Gelernt von OP-Videos: Chirurgie-Roboter näht erstmals autonom
In den Operationssälen der Welt sind immer häufiger krakenähnliche Roboter am Werk, die „Arme“ bestückt mit Bohrern, Scheren, Greifern und Spüldüsen. Die Geräte schneiden unter anderem Tumore aus dem Körper, reparieren Knochen und lasern Augen. „Weltweit kommen ungefähr vier Millionen Roboter jährlich in mehr als 300 Millionen Operationen zum Einsatz“, sagt Axel Krieger von der Johns Hopkins University in Baltimore, USA. Bisher werden die meisten dieser Roboter von den Chirurg:innen allerdings noch ferngesteuert. Kriegers Team treibt die Technologie gerade weiter in Richtung autonomes Operieren – und ist nun einen wichtigen Schritt vorangekommen, wie es kürzlich auf der „Conference on Robot Learning“ in München berichtete.
Die Forschenden haben einen Da-Vinci-Roboter des Herstellers Intuitive Surgical mit Videos trainiert und konnten ihm so Fähigkeiten einer Chirurgie-Fachperson verleihen – zumindest was das Nähen einer Wunde betrifft.
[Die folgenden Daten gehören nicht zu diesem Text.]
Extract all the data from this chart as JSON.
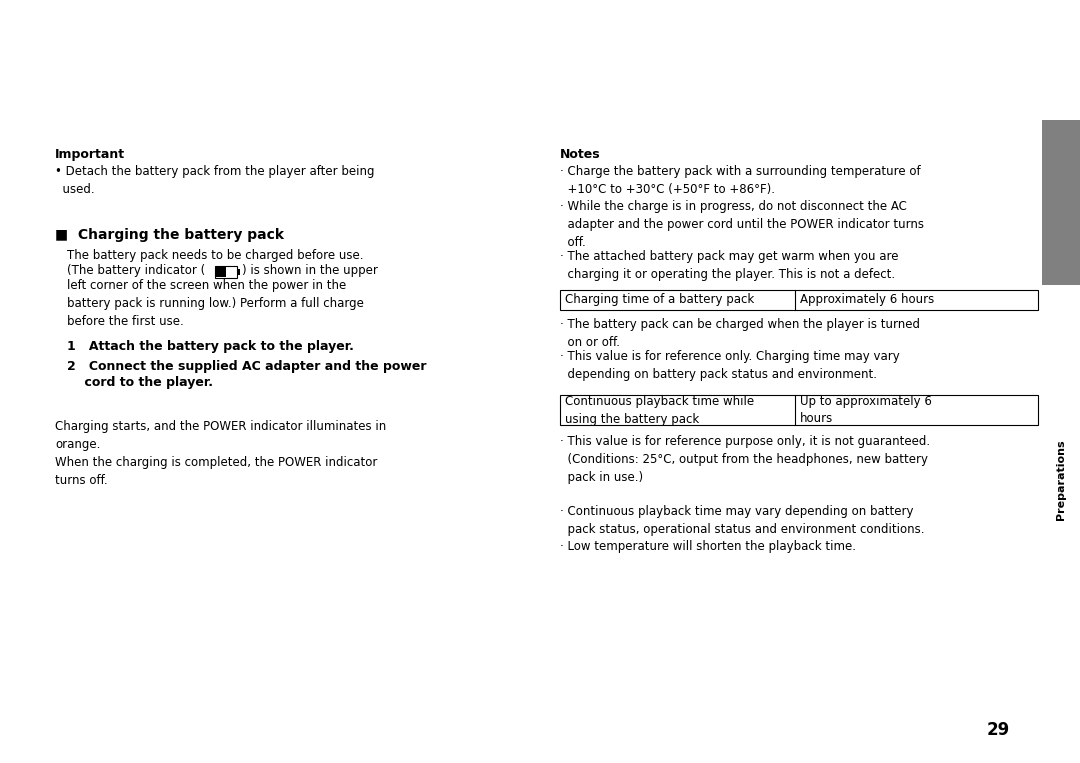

Der Vorteil: Dem Roboter muss nicht mehr mit viel Aufwand jede Bewegung einzeln einprogrammiert werden. Erste Erfolge berichtete die Gruppe bereits im Juni in einem Paper auf dem Preprint-Server arXiv.
Roboter näht und knotet
„Es ist wirklich magisch. Wir füttern unser Modell lediglich mit Kameradaten, und es kann die für eine Operation erforderlichen Roboterbewegungen vorhersagen“, sagt Krieger. Damit lasse sich ein Roboter in nur wenigen Tagen auf eine bestimmte Aufgabe trainieren. Für das Modell hat das Team, dem auch Forscher:innen der Stanford University angehörten, das sogenannte Imitationslernen mit einem Transformer kombiniert. Das Training erfolgte laut Krieger in drei Disziplinen: „chirurgische Schritte wie Gewebe anheben, Nadeln aufheben und austauschen, und Knoten binden“. Für jeden Schritt waren zuvor zwischen 224 und 500 Videos als Trainingsmaterial in das Modell eingespeist worden. Die Aufnahmen stammten von ferngesteuerten Da Vinci Robotern, wie sie von zigtausenden Chirurg:innen weltweit genutzt werden.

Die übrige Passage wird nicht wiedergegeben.